The NetCents technology
NetCents’ Zero Confirmation and Risk Analysis technology facilitates near-instant yet risk-mitigated business. It guarantees a cryptocurrency transaction before miners confirm a transaction has processed onto a blockchain.
For example, NetCents claims its platform enhancement will reduce the wait time at point of sale transactions – which the Company has seen take up to 30 minutes. With Zero Confirmation and Risk Analysis, NetCents is able to deliver near real-time confirmation for 98% of all Bitcoin transactions.
To do this, the NetCents technology provides a score for each transaction. Once obtained, this guarantees a transaction against:
- double spend
- other fraud.
The NetCents scores each transaction via its own algorithm. If approved, that transaction needs no confirmations onto the designated blockchain. At launch, the Company will be using this technology for all Bitcoin transactions. Within six months NetCents says it will roll out support for Litecoin and Bitcoin Cash transactions.

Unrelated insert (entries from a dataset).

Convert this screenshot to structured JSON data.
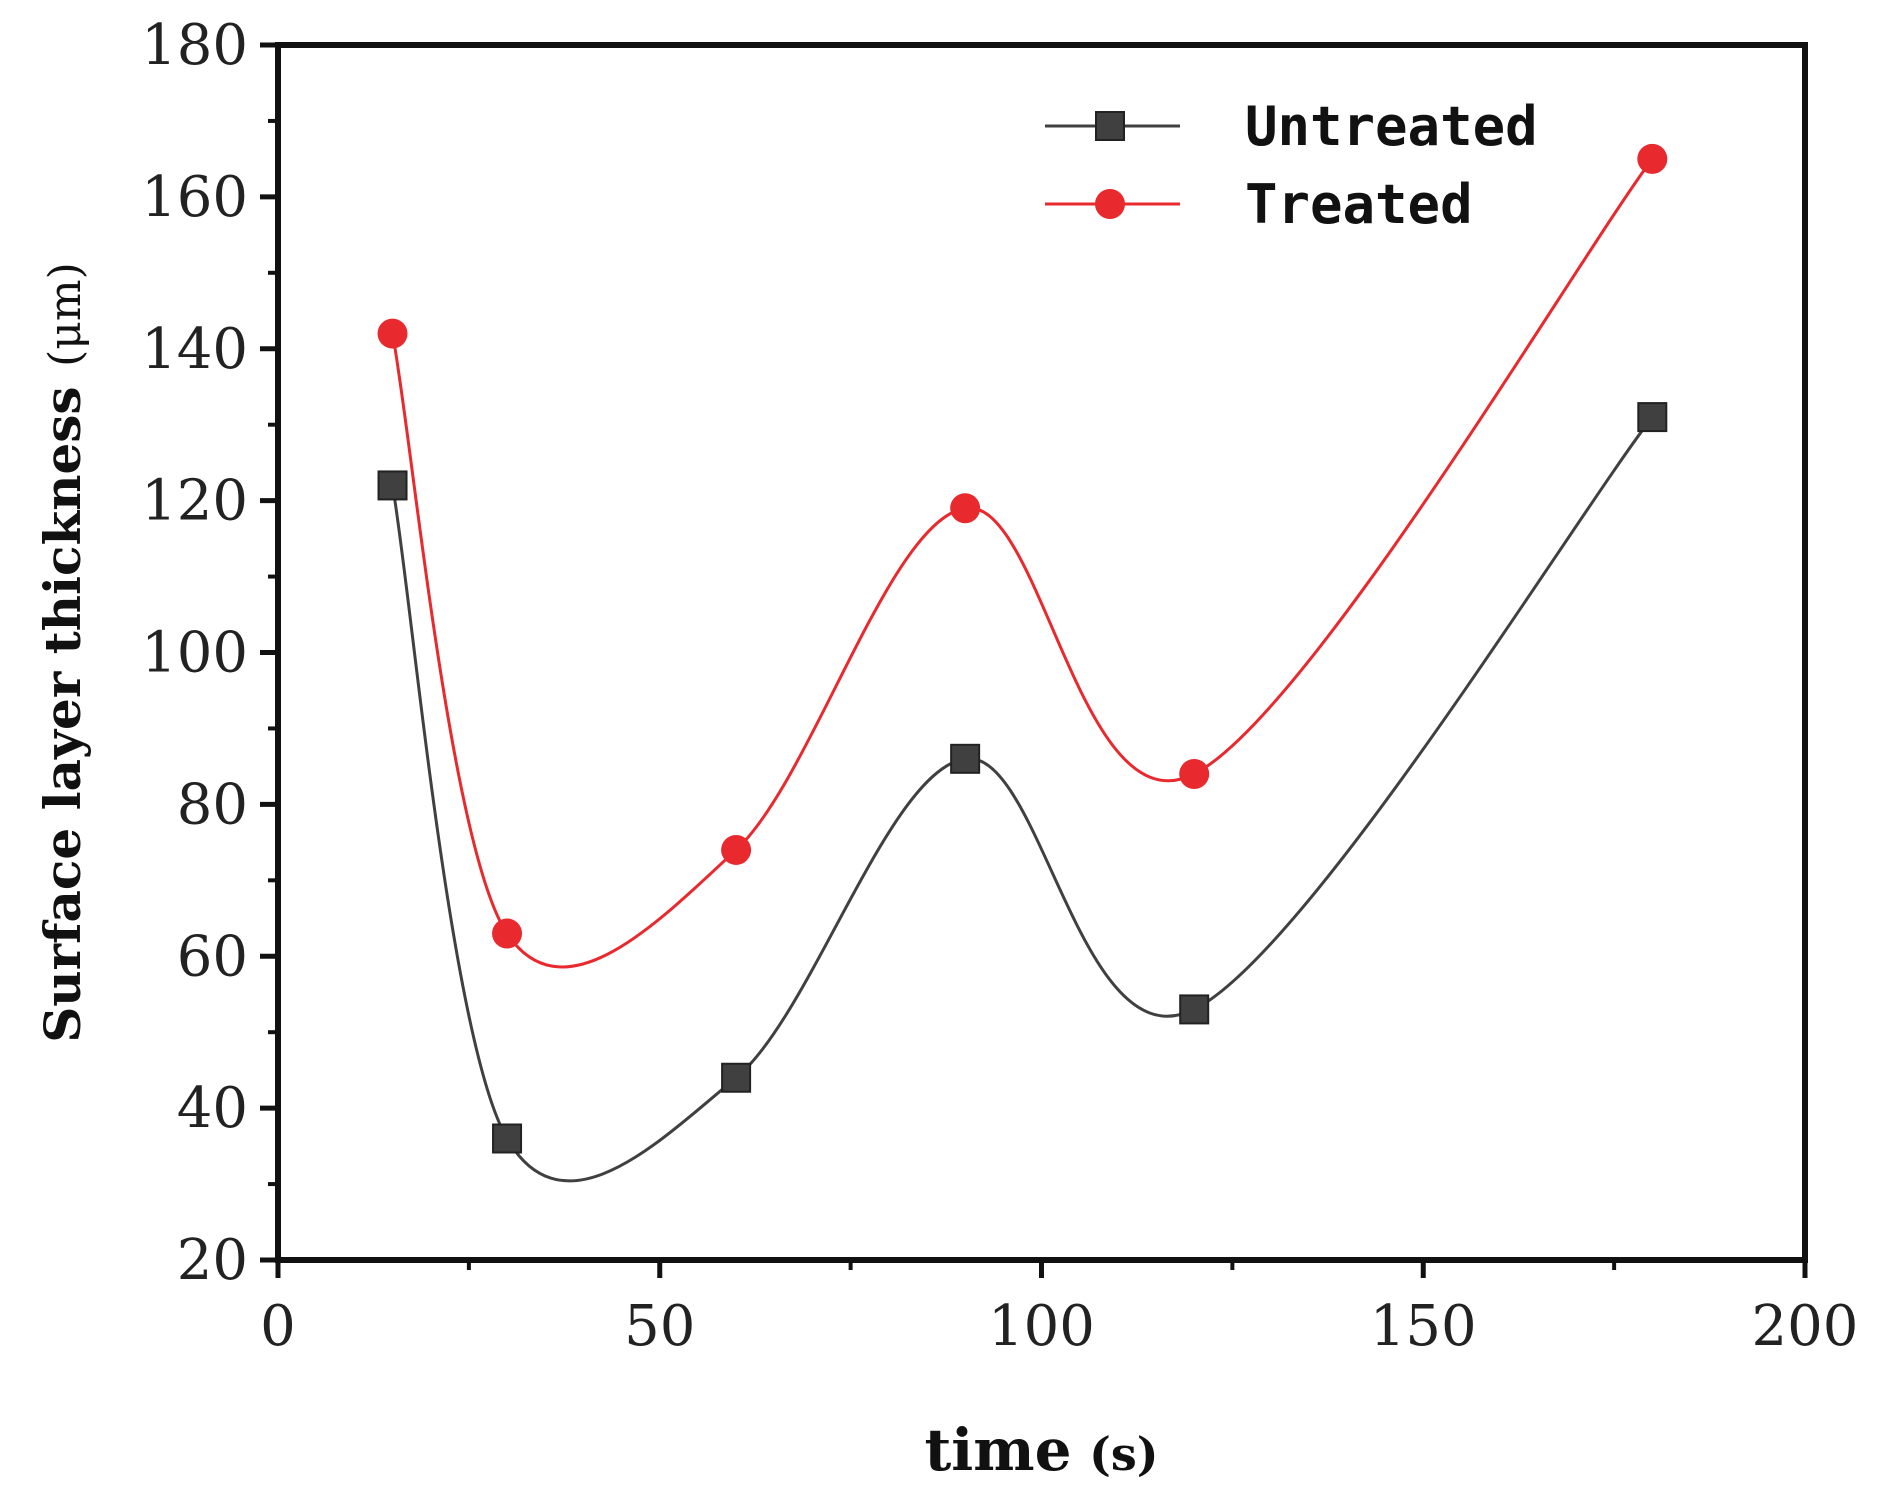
{
  "chart_data": {
    "type": "line",
    "title": "",
    "xlabel_main": "time",
    "xlabel_unit": "(s)",
    "ylabel_main": "Surface layer thickness",
    "ylabel_unit": "(μm)",
    "xlim": [
      0,
      200
    ],
    "ylim": [
      20,
      180
    ],
    "xticks": [
      0,
      50,
      100,
      150,
      200
    ],
    "yticks": [
      20,
      40,
      60,
      80,
      100,
      120,
      140,
      160,
      180
    ],
    "x": [
      15,
      30,
      60,
      90,
      120,
      180
    ],
    "series": [
      {
        "name": "Untreated",
        "color": "#404040",
        "marker": "square",
        "values": [
          122,
          36,
          44,
          86,
          53,
          131
        ]
      },
      {
        "name": "Treated",
        "color": "#e8292e",
        "marker": "circle",
        "values": [
          142,
          63,
          74,
          119,
          84,
          165
        ]
      }
    ],
    "legend_position": "top-right",
    "grid": false
  }
}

In addition, the Company will be licensing this technology to:
- cryptocurrency payment processors
- any business that is looking to validate a transaction before the transaction is confirmed on a blockchain.
NetCents is a transactional hub for cryptocurrency payments. Its stated purpose is to:
- equip forward-thinking businesses with relevant technology
- integrate cryptocurrency processing into conventional payment models
- avoid risk or volatility of the crypto market.
NetCents Technology is registered as a Money Services Business (MSB) with FINTRAC. This “ensures our consumer’s security and privacy“.
Enterprise Times: what does this mean
It is a common gripe about cryptocurrencies, and about Bitcoin in particular, that settlement time is unpredictable. In a sales environment, and especially in PoS situations, anything which facilitates (in all senses) each transaction holds out promise.
In addition, such instant settlement would provide merchants with protection against market-volatility and liquidity issues associated with processing cryptocurrency transactions. Merchants can take advantage of lower fees, faster processing as well as themselves then leverage the liquidity of ‘crypto-to-fiat or crypto-to-crypto’.
Regardless of whether merchants choose crypto or fiat currency to settle in, the NetCents claim is to:
- confirm the settlement of each transaction almost instantaneously
- handles everything at the backend
- guarantees the price of the cryptocurrency transaction in real-time.
Prima facie this would offer merchants peace of mind. But…
What strikes Enterprise Times is that:
- this adds a layer of complexity when solving the underlying problem is preferable (would it not be better to have faster transaction settling)
- there is no clarity provided as to how the NetCents’ algorithm will score transactions, nor about how long that scoring will itself take.
The NetCents approach does, nevertheless, address real problems. Whether it is practical requires proof.